Jul 17, 2023 at 9:05 AM
Lovely seaside metropolis in Europe with the longest summer time on the planet

A virtually unknown distant European metropolis boasts the longest summers on the planet.

Bodø, a former fishing outpost in , rests above the Arctic Circle, the place common temperatures are generally sub-zero.

The metropolis’s placement means it spends a lot of the 12 months in darkness, with the solar not often poking above the horizon.

But the summer time greater than makes up for misplaced time, giving individuals months value of almost uninterrupted daylight.

Summer lasts a month longer than elsewhere on the continent and might keep vivid into the early hours.

Writing for the Daily Telegraph, Sophie Dickinson stated that daylight clings to Bodø till the witching hour, between 3am and 4am.

She wrote that summer time begins in mid-April and lasts for 4 months till mid-August.

The period means the town experiences two months of summer time greater than the remainder of Europe.

Meteorological summer time begins on June 1 within the UK, and lasts till September 1, the official first day of autumn.

During these 4 months, a “midnight sun” shines “continuously” on the town.

Bodø is gentle for almost 24 hours through the summer time, because the solar rises at roughly 2.04am and units at 11.59pm.

While Bodø’s summer time temperatures are nonetheless comparatively low – between 16C and 10C – the sunshine is “rejuvenating”, the journalist added.

She stated the solar left her with “the sort of energy one dreams about on a trip” as she examined the mix of freezing dips within the water and sweat lodges.

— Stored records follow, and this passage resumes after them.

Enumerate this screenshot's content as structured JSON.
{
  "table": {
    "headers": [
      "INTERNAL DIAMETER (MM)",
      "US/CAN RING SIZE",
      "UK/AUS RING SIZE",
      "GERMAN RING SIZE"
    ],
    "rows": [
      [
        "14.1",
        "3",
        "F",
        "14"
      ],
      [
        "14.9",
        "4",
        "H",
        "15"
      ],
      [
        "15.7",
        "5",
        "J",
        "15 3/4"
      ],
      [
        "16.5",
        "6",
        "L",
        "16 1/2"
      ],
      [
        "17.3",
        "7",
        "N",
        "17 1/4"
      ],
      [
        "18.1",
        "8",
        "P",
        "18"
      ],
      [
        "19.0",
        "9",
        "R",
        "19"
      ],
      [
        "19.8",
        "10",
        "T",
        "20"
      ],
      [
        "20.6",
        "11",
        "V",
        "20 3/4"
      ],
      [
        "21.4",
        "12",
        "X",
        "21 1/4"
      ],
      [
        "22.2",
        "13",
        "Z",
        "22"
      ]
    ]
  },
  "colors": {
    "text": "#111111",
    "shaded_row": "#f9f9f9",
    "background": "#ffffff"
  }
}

Outside of summer time, the town is shrouded in darkness, as, in December, the solar can rise as late as 11.35am.

And the sunshine stays for lower than an hour earlier than the solar units at 12.30pm, in response to timeanddate.com.

But the nighttime brings a number of the world’s most gorgeous views because the northern lights streak throughout the skies.

The lights, in any other case often known as the aurora borealis, take over on the finish of summer time and final from August to the next April.